Logo o tuiuiú se transformou na máquina aeroplano, Macunaíma escanchou no aturiá vazio e ergueram vôo. Voaram sobre o chapadão mineiro de Urucuia, fizeram o circuito de Itapecerica e bateram pro nordeste. Passando pelas dunas de Mossoró, Macunaíma olhou pra baixo e enxergou Bartolomeu Lourenço de Gusmão, batina arregaçada, pelejando pra caminhar no areão. Gritou pra ele:

— Venha aqui com a gente, ilustre!

Porém o padre gritou com um gesto imenso:

— Basta!

Depois que pulando a serra do Tombador no Mato Grosso deixaram prá esquerda as cochilhas de Sant’Ana do Livramento, o tuiuiú-aeroplano e Macunaíma subiram até o Telhado do Mundo, mataram a sêde nas aguas novas do Vilcanota e na última etapa voando sobre Amargosa na Baía, sobre a Gurupá e sobre o Gurupi com sua cidade encantada, enfim toparam de novo com o mocambo ilustre do igarapé Tietê. D’aí a pouquinho estavam na porta da pensão. Macunaíma agradeceu muito e quis pagar o ajutorio porêm se lembrou que estava carecendo de fazer economia. Virou pro tuiuiú e falou:

— Olha, primo, pagar não posso não mas vou te dar um conselho que vale ouro: Neste mundo tem tres barras que são a perdição dos homens: barra de rio, barra de ouro e barra de sáia, não cáia!
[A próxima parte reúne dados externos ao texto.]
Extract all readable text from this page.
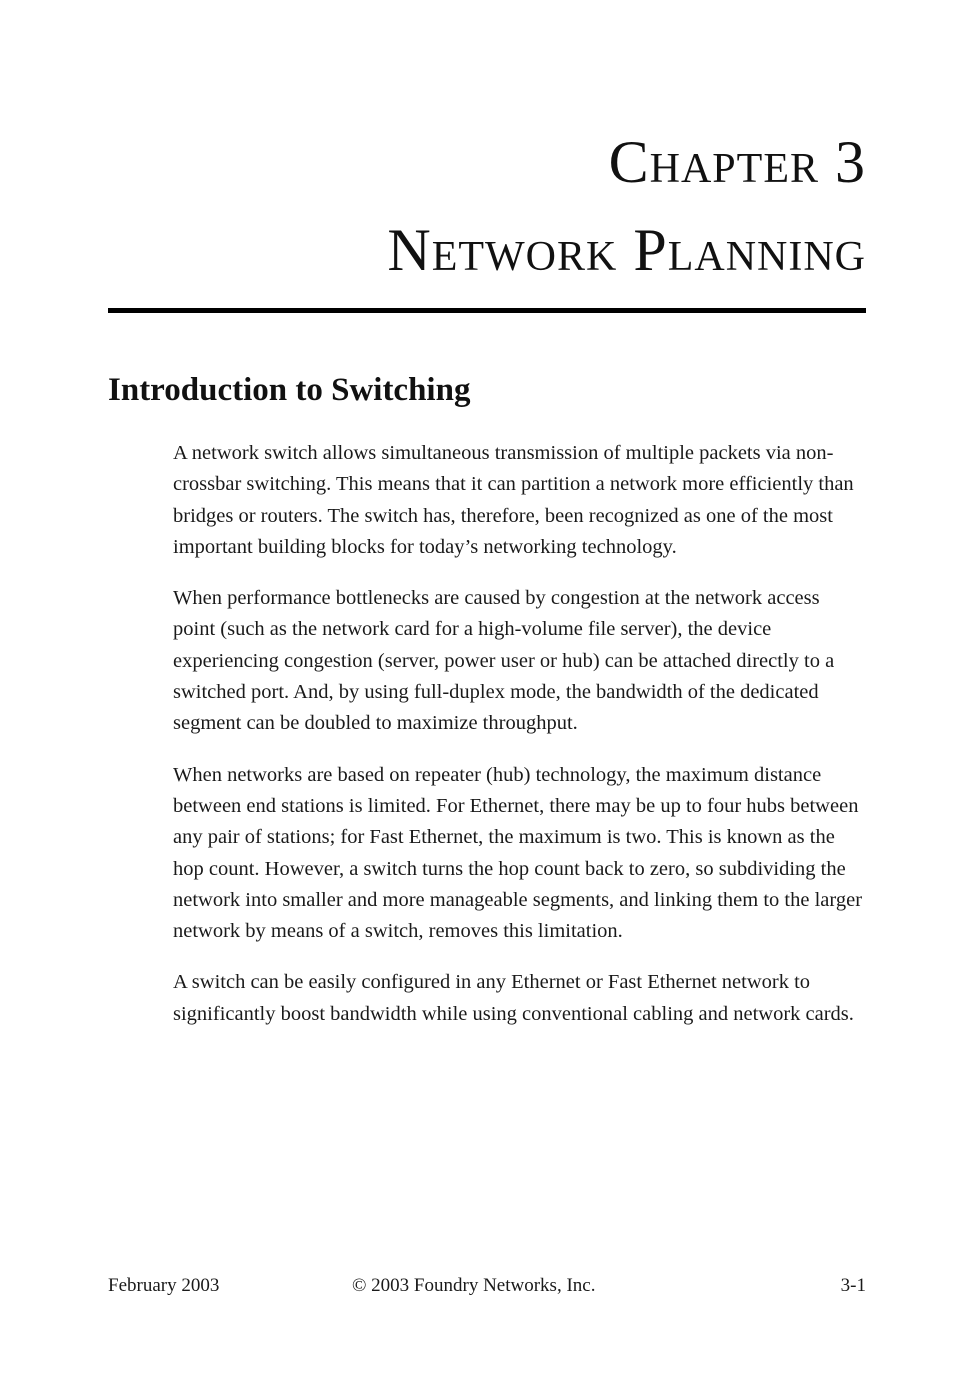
Chapter 3
Network Planning
Introduction to Switching

A network switch allows simultaneous transmission of multiple packets via non-crossbar switching. This means that it can partition a network more efficiently than bridges or routers. The switch has, therefore, been recognized as one of the most important building blocks for today’s networking technology.

When performance bottlenecks are caused by congestion at the network access point (such as the network card for a high-volume file server), the device experiencing congestion (server, power user or hub) can be attached directly to a switched port. And, by using full-duplex mode, the bandwidth of the dedicated segment can be doubled to maximize throughput.

When networks are based on repeater (hub) technology, the maximum distance between end stations is limited. For Ethernet, there may be up to four hubs between any pair of stations; for Fast Ethernet, the maximum is two. This is known as the hop count. However, a switch turns the hop count back to zero, so subdividing the network into smaller and more manageable segments, and linking them to the larger network by means of a switch, removes this limitation.

A switch can be easily configured in any Ethernet or Fast Ethernet network to significantly boost bandwidth while using conventional cabling and network cards.

February 2003	© 2003 Foundry Networks, Inc.	3-1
Porém estava tão acostumado a gastar que esqueceu-se da economia. Deu dez contos pro tuiuiú, subiu satisfeito pro quarto e contou tudo pros manos já muito ressabiados com a demora. O caso afinal custara uns bons pacotes. Maanape então virou Jiguê num telefone e deu queixa pra Polícia que deportou a velha gulosa. Porém Piaimã tinha muita influência e ela voltou na companhia lirica.

A filha expulsa corre no céu, batendo perna de déu em déu. É uma cometa.